17 / Mais um interessante texto de Nicolau Saião - carnavalesco, desta feita... e com ilustração do próprio

O Arantes telefonou-me ainda não era meio-dia. Chovia de mansinho. Ele estava alegre, como sempre (vodka "Kamikaze"). "Congemino de que irás logo tu mascarado!", disse-me mostrando saber como iria ser no baile das Saavedras. "Aposto que vais de urso!", atirou gargalhando em stacato. Não lhe disse que sim nem que não. E ele, lampeiro: "Adeus, meu malandro! Daqui a bocado passo aí por casa para que me emprestes o sobretudo que a nena te ofereceu".

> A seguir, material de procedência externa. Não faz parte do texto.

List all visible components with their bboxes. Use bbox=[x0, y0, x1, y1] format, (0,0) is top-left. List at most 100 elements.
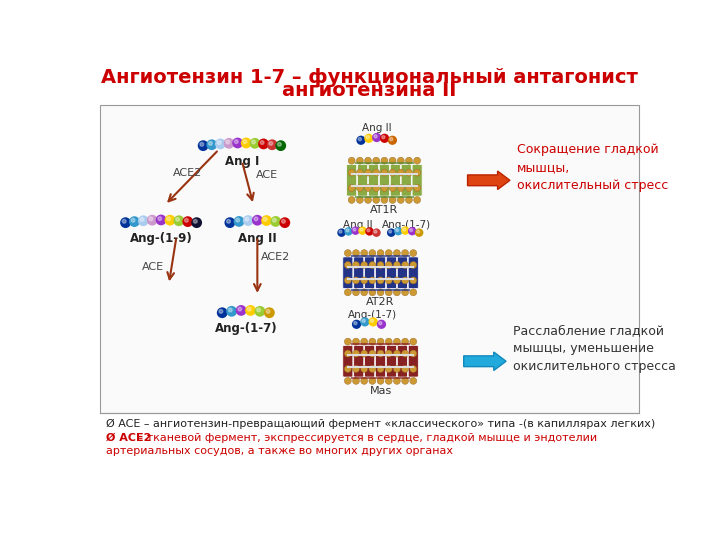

Estava nisto quando tocaram à campainha. Claro, era o Avelino. "Tou cá a pensar...", afirmou antes que eu respirasse fundo "Logo no baile das Reboredos... Sou capaz de jurar que vais de guarda-republicano!". Foi direito à garrafeira e, todo lampeiro, abalou-me com o "Queen Margot"! Ainda não se extinguira o estrépito na escada e já me repenicava o telelé. Naturalmente, era o Simões, o gorducho com o seu pigarro enervante. "Olha lá, parceiro do teu parceiro! Já pensei que logo irás de bispo à funçanata das Castro Henriques...", pespegou-me com vivacidade. "É ou não é, meu chapa?" E antes de me deixar reagir já me cravara a promessa firme de 50 euros sem caroço... Despediu-se velozmente e quem vejo aparecer no e-mail do meu portátil como sempre ligado? Evidentemente, o Belisário. "Meu garanhão", li na janela do sinistro aparelhómetro "Já cá se sabe que ao baile das Avintes tu irás de bombeiro. Faz-te de novas...E não te esqueças de me devolver aquela primeira edição que me surripiaste do Fernando Arrabal".

Suspirando, fui até à secretária. Nem tinha tido tempo de ler o correio do dia anterior. Uma carta. Hum, hum... Da fôfa, a Leopoldina. "Matulão, calculo que logo ao baile da Filarmónica não te sustenhas de ir de criada-para-todo-o-serviço. Sempre gostaste de meias pretas, eheh...". E dava-me logo o recado: "Não te esqueças de me levar a tua pulseira de ouro que eu depois devolvo-ta...".

A chuva parara. Olhei pela janela, com certa melancolia, as árvores que, muito quietas, estavam como sempre no enfiamento das ruas onde se cruzavam transeuntes com um ar algo abatido. Sentia-me meio patusco.

Respirei fundo.

Despi-me nas calmas. Pausadamente. Com prazer, com decisão. Pus-me mesmo sem cuecas, fui até à porta da entrada, fechei-a à chave e, voltando para o quarto, atirei-a lá para a gaveta de baixo do armário por uma fenda entreaberta que, depois, cerrei com esmero.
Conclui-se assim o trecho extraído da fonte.